Possum Point Players are inviting audiences to be their guests for two evenings of high notes and hijinx in “Brush Up Your Broadway.” The show opens Friday, Aug. 26, with killer  music and humor. Here are five things to know before you go.


Possum Point Players are inviting audiences to be their guests for two evenings of high notes and hijinx in “Brush Up Your Broadway.” This is the second time for the summer fundraiser, this time with more humor and fewer duets.

“I think it’s going to be a real fun, classy night to come on out and have some fun,” said Director John Hulse.

1 It’s a grand night for singing
When choosing songs for the revue, there were only two rules: No solos and no more than one number from each show. As a result, the show covers Broadway from the days of “Gypsy” and “Gigi” to more modern hits like 2009’s triple Tony-winner “Next to Normal” and the Dolly Parton-penned “9 to 5.” The 14 cast members perform in mostly duos, trios and small ensembles.

2 Send in the clowns
Hulse chose this year’s cast members for both their singing voices and their comic timing. Then he put them to work in humorous numbers like “A Little Priest” from “Sweeney Todd” and “You Could Drive a Person Crazy” from “Company.”
Performer Steve Givens said this year’s show has a lighter atmosphere than last year’s but with the same great level of music.
“This year’s emphasizes more fun, show-stopping types of tunes,” he said.

3 Music of the night
Hulse is jazzed about working with the night’s unsung heroes: Accompanist Gail Betton Kelso and the baby grand she’ll be playing. Milford Music Center is lending the group use of the piano for the production.

4 Luck be a lady
Audience members will get to bid on their favorite items during an auction before the show and during intermission. There also will be a chance to win raffle items.

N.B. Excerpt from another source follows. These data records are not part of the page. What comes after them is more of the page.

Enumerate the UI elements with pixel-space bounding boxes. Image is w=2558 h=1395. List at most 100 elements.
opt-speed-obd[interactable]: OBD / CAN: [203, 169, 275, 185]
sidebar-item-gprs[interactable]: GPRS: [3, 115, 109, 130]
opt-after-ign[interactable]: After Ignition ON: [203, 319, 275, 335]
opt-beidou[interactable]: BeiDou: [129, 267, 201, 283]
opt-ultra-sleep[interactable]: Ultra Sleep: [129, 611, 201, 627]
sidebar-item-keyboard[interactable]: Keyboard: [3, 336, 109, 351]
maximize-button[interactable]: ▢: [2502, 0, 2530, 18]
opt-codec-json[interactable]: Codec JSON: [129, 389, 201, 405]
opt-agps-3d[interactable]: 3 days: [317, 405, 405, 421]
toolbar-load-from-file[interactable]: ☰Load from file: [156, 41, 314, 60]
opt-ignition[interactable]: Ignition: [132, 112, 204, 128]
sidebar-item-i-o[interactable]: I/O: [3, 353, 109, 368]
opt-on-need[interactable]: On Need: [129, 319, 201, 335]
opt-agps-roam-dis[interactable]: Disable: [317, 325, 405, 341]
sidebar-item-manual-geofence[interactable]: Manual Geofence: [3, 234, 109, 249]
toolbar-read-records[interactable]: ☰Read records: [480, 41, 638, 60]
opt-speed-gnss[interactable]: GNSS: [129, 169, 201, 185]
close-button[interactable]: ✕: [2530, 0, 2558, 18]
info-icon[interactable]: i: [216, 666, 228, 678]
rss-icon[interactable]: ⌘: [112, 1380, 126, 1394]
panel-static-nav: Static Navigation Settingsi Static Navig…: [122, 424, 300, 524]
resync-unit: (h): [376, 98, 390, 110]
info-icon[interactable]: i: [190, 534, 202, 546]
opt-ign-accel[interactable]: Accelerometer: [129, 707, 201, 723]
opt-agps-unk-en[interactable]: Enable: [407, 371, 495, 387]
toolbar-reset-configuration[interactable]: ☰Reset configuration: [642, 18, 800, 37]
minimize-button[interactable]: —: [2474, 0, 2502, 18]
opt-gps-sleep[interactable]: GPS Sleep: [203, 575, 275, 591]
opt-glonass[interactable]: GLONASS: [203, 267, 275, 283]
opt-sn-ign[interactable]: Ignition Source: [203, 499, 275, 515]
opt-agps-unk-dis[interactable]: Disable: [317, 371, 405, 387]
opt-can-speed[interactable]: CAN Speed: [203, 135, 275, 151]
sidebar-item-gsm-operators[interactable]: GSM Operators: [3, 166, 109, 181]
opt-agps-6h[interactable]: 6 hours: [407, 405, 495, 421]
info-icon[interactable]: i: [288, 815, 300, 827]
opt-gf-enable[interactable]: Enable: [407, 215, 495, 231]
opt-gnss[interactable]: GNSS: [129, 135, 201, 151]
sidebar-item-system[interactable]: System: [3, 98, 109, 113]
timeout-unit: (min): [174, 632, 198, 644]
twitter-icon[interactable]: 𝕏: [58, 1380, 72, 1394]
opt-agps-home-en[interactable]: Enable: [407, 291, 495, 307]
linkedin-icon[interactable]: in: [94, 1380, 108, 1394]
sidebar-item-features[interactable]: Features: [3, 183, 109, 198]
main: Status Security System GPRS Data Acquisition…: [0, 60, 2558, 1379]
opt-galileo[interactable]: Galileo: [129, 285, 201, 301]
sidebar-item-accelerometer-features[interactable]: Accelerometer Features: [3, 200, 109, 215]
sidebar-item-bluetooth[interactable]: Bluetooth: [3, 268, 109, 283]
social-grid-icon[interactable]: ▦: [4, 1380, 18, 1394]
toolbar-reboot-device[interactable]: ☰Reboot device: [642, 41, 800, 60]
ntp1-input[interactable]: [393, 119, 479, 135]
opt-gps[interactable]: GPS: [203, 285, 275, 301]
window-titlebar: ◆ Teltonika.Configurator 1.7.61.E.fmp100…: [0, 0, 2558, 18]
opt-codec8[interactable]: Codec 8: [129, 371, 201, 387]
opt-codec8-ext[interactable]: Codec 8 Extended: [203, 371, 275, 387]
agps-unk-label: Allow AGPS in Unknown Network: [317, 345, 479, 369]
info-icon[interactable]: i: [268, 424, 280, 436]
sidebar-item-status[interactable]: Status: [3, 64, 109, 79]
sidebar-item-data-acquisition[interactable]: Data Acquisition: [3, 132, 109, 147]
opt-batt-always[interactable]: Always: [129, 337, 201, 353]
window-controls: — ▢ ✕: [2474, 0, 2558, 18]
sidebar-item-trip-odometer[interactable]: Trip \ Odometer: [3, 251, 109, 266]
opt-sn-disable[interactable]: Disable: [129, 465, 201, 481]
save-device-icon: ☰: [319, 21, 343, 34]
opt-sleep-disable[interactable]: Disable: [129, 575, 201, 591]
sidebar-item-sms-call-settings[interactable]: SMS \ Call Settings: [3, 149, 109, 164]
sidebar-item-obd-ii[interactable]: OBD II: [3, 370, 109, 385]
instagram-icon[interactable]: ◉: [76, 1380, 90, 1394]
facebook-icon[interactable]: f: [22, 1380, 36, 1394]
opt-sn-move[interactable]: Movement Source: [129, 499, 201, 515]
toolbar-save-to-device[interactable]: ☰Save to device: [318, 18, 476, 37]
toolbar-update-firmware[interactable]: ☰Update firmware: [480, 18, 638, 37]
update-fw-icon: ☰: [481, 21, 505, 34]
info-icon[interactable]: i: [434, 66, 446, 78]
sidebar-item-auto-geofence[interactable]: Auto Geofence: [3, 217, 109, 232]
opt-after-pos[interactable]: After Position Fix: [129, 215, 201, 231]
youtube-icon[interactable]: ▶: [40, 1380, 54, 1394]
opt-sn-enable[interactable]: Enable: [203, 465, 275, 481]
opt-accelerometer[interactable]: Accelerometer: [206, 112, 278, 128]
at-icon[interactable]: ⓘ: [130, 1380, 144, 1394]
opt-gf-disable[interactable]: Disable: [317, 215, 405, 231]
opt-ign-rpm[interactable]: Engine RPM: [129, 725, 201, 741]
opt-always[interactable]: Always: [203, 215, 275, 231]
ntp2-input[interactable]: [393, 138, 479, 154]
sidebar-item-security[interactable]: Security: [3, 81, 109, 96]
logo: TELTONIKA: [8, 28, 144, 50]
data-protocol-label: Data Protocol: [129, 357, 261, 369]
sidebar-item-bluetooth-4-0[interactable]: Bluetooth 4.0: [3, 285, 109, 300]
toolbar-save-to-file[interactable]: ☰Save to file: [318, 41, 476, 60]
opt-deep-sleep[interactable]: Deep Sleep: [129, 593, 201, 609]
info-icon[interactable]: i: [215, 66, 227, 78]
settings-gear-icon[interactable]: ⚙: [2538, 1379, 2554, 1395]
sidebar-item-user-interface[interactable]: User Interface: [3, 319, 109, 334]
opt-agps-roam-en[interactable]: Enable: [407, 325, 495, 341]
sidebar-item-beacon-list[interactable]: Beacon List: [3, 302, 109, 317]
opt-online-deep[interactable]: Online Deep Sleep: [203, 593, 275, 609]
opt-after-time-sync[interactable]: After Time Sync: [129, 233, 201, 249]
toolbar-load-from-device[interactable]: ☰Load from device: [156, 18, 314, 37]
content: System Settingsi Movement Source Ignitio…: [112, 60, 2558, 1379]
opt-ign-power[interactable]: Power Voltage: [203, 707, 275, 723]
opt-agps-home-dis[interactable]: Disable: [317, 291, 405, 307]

5 There’s no business like show business
The business of the evening is two-fold: Entertaining and fundraising. As with many arts organizations, it seems tougher to meet budget every year, according to Hulse. Last year they decided to help themselves by staging a Broadway-themed fundraiser in August. At that point they thought it would be a one-time thing. Patrons loved it so much they asked for another helping, hence this year’s production.
“The court’s still out whether this will become an annual thing or two years in a row,” Hulse said.